Biographie extraite du dictionnaire des parlementaires français de 1789 à 1889 (Adolphe Robert et Gaston Cougny)

Député au Corps législatif de 1857 à 1870, né à Paris, le 28 décembre 1808, mort à Paris, le 9 avril 1873, il fut mêlé, comme banquier, à un grand nombre d'affaires financières importantes. Il s'occupa aussi d'entreprises industrielles, fut administrateur de plusieurs compagnies de chemins de fer et eut de grands intérêts dans les mines de Roche La Mollière et Firminy, de la Loire, etc. M. Calley-Saint-Paul, fondateur de l'Union financière et industrielle, important établissement de crédit mobilier, souscrivit l'emprunt de 50 millions du département de la Seine.

Le 22 juin 1857, il fut élu, comme candidat officiel, député au Corps législatif dans la 2e circonscription de la Haute-Vienne, par 16 841 voix contre M. Albéric de Roffignac, 4 095 (21 068 votants, 38 867 inscrits). Il siégea dans la majorité dynastique.

Il fut réélu avec l'appui du gouvernement, le 1er juin 1863, par 25 411 voix (28 822 votants, 40 306 inscrits), contre 3 255 à M. Saint-Marc-Girardin.
M. Calley-Saint-Paul joua dans cette législature un rôle parlementaire assez marquant: on dut à son initiative des réformes dans l'organisation du budget, le mode d'amortissement, le service des douanes et des contributions directes, etc. Il fit même preuve d'une certaine indépendance le 27 février 1869, en exposant, dans un discours qui eut beaucoup de retentissement, la situation financière de la ville de Paris, et les nombreuses irrégularités commises ou tolérées par l'administration. À la suite de ce discours, et d'une réponse embarrassée du ministre d'Etat, un traité de la ville avec le Crédit foncier fut, conformément à la motion de M. Calley-Saint-Paul, abandonné pour un emprunt direct au public.

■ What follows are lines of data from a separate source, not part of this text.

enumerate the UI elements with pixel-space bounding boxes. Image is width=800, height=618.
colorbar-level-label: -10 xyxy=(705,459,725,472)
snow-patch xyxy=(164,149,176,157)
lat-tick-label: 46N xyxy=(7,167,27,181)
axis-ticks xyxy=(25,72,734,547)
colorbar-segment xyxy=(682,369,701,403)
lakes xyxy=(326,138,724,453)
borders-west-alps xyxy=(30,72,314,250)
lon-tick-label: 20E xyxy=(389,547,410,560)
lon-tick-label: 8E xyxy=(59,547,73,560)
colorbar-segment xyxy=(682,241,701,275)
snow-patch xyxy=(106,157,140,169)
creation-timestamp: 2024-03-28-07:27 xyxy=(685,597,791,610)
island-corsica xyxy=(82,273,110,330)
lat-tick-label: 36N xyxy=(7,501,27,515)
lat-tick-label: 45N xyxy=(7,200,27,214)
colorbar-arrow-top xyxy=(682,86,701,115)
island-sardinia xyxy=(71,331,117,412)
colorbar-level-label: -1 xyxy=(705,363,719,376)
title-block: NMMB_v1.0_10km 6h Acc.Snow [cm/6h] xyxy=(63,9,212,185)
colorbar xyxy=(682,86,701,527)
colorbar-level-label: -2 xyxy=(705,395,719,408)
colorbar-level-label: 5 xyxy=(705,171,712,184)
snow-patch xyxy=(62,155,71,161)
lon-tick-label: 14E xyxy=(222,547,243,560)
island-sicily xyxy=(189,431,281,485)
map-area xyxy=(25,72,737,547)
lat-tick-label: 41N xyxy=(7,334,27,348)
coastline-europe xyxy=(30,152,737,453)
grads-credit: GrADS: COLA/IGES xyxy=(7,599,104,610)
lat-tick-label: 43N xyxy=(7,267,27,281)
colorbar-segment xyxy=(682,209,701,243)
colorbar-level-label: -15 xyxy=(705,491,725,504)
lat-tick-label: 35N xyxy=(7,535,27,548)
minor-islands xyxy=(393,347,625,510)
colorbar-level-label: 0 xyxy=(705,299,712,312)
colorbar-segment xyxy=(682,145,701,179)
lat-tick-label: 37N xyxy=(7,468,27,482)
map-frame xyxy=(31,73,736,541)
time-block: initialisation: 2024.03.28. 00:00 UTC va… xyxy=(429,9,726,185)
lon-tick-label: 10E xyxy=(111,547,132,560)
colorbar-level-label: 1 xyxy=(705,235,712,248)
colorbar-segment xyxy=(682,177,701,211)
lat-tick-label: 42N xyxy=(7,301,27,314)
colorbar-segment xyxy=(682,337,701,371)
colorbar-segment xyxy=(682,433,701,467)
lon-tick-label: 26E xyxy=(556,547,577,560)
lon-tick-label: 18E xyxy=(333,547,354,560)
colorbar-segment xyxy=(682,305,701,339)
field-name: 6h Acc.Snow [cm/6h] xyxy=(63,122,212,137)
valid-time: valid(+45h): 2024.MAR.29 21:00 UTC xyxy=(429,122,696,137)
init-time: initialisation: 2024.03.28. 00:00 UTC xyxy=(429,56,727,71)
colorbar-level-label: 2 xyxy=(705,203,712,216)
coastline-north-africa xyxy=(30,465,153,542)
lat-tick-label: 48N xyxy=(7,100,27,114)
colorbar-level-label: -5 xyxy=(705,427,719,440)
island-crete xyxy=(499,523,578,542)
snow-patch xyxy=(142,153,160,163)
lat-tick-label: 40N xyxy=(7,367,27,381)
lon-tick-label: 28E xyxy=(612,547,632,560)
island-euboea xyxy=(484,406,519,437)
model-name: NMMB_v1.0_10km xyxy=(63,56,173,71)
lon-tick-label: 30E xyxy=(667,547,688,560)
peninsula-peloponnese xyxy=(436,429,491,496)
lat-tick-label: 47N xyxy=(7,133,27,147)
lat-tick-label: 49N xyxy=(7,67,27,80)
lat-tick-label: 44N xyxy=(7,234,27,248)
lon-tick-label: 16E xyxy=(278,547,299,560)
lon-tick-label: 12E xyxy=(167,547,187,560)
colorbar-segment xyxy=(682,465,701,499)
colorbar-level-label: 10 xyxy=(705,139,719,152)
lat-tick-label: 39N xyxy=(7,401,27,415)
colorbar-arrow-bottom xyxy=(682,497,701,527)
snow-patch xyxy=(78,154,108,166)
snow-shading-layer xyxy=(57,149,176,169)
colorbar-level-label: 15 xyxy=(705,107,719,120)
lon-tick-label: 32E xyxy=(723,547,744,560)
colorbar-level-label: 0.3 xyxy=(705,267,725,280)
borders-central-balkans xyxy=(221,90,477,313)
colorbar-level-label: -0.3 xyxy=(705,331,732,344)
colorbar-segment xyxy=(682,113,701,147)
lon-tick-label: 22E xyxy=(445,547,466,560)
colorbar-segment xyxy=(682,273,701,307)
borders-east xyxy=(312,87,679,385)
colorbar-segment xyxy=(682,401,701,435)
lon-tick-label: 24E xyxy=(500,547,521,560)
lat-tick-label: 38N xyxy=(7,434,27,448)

Le député de la Haute-Vienne perdit naturellement, aux élections de mai 1869, le titre de candidat officiel ; mais les électeurs lui confirmèrent, après ballottage, son mandat de député : il fut élu, au second tour, par 15 170 voix (25 894 votants, 37 705 inscrits), contre M. Bardinet fils, 10 598 voix. Il se réunit au tiers-parti libéral, signa la demande d'interpellation des 116, et ne vota pas la déclaration de guerre en 1870.

Gendre de Gay-Lussac, M. Calley-Saint-Paul devint lui-même le beau-père du général Fleury et du duc d'Isly. Il était officier de la Légion d'honneur, de la promotion du 13 août 1864.